Delhi and Paris: A tale of two cities

Stirring reminders of the distance travelled and challenges ahead in securing human rights
Paris flared — Paris, which the divine sun had sown with light, and where in glory waved the great future harvest of Truth and of Justice.
Émile Zola, Paris
I asked my soul: What is Delhi? She replied: The world is the body and Delhi its life
Mirza Ghalib
Exactly 70 years ago, on December 10, 1948, the UN General Assembly met in Paris. Delegates from the world’s many ends met at the hilltop Palais de Chaillot and proclaimed the Universal Declaration of Human Rights (UDHR). The text had been propelled by Eleanor Roosevelt as chair of the drafting committee, and honed by some of the finest minds, scholars, legal and political idealists, visionaries. Selected by Prime Minister Jawaharlal Nehru to represent India in the drafting exercise, Hansa Mehta from Gujarat brought to the exercise her own distinctive feminism. Seeing the draft Article 1, “All men are born free and equal in dignity and rights,” Hansaben intervened to say the times had changed and the line should read, “All human beings are born free and equal in dignity and rights.” Roosevelt applauded and embraced the amendment.
Human beings
In the post-Hitler, post-Hiroshima world that phrase meant more than any two could. The delegates to the Assembly nourished visions of a global transformation. But, given that of the 58 member-nations, as many as 10 including the Soviet Union, South Africa and Saudi Arabia abstained or did not vote, the delegates must have understood that a document as idealistic as theirs would run into conceptual difficulties and be chronically short in application.

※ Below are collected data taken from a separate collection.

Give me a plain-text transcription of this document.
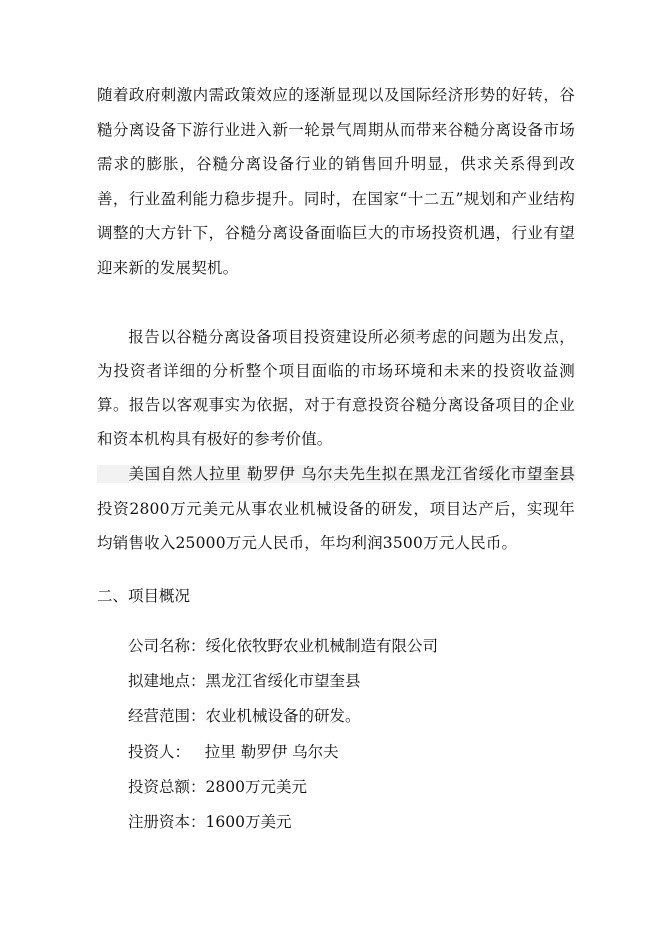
随着政府刺激内需政策效应的逐渐显现以及国际经济形势的好转，谷糙分离设备下游行业进入新一轮景气周期从而带来谷糙分离设备市场需求的膨胀，谷糙分离设备行业的销售回升明显，供求关系得到改善，行业盈利能力稳步提升。同时，在国家“十二五”规划和产业结构调整的大方针下，谷糙分离设备面临巨大的市场投资机遇，行业有望迎来新的发展契机。

报告以谷糙分离设备项目投资建设所必须考虑的问题为出发点，为投资者详细的分析整个项目面临的市场环境和未来的投资收益测算。报告以客观事实为依据，对于有意投资谷糙分离设备项目的企业和资本机构具有极好的参考价值。

美国自然人拉里 勒罗伊 乌尔夫先生拟在黑龙江省绥化市望奎县投资2800万元美元从事农业机械设备的研发，项目达产后，实现年均销售收入25000万元人民币，年均利润3500万元人民币。

二、项目概况
公司名称：绥化依牧野农业机械制造有限公司
拟建地点：黑龙江省绥化市望奎县
经营范围：农业机械设备的研发。
投资人：   拉里 勒罗伊 乌尔夫
投资总额：2800万元美元
注册资本：1600万美元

But they could not have imagined that on the Declaration’s 70th anniversary, Paris, the Declaration’s birthplace, would be the venue of a flaming stir, with cars burning along the Champs-Élysées, bringing life in the French capital to a stop. And that, as Emile Chabal has shown in these pages (Editorial page, The Hindu , December 6, 2018), provincial France and even France’s Indian Ocean island of La Réunion would see sit-ins, blockades. Over what? Not something sporadic or transient or ‘local’ but over issues at the heart of the Universal Declaration: dignity, justice and equality. The ‘Yellow Vest’ Paris riots which have shaken French President Emmanuel Macron’s government are about much more than fuel price hikes, the immediate trigger. Following the stunning outburst, French Prime Minister Édouard Philippe announced a six-month reprieve from the hike, only to be rebuffed by the protesters as “too little, too late”. Damien Abad, one of the youngest elected members of the European Parliament, said, “What we are asking of you Mr. Prime Minister, is not a postponement. It’s a change of course.” But this anniversary must not let grim facts obscure the ‘rights rainbow’ on the sky. India’s judiciary is the first of its vibgyor colours. The Supreme Court’s emphatic position on the right to privacy, among others, stands out. As does its sage extension of the deadline for those contesting their non-inclusion in the National Register of Citizens for Assam. Justice S.K. Kaul’s order in the Madras High Court in the Perumal Murugan case, upholding the freedom of a writer to write, is something the UDHR would hail. Next, our Parliament, which has given us the Right to Information Act, following campaign advocacy by Aruna Roy and her colleagues. The third is that part of our media which will not be scared or suborned. The fourth, our security personnel, protecting our safety and our human rights activists protecting our liberty. The fifth, our creative cultural icons who will not surrender their autonomy. The sixth, our remarkable Constitution, B.R. Ambedkar’s legacy. And, finally, the seventh, vox populi! India’s free elections are a ‘UDHR asset’. The massive victory of the Left Front in Kerala’s just-concluded panchayat elections, overcoming the right-wing lurch on Sabarimala, shows a silent majority’s peaceable wisdom, and strength. Tomorrow, there will another unfurling of that rainbow.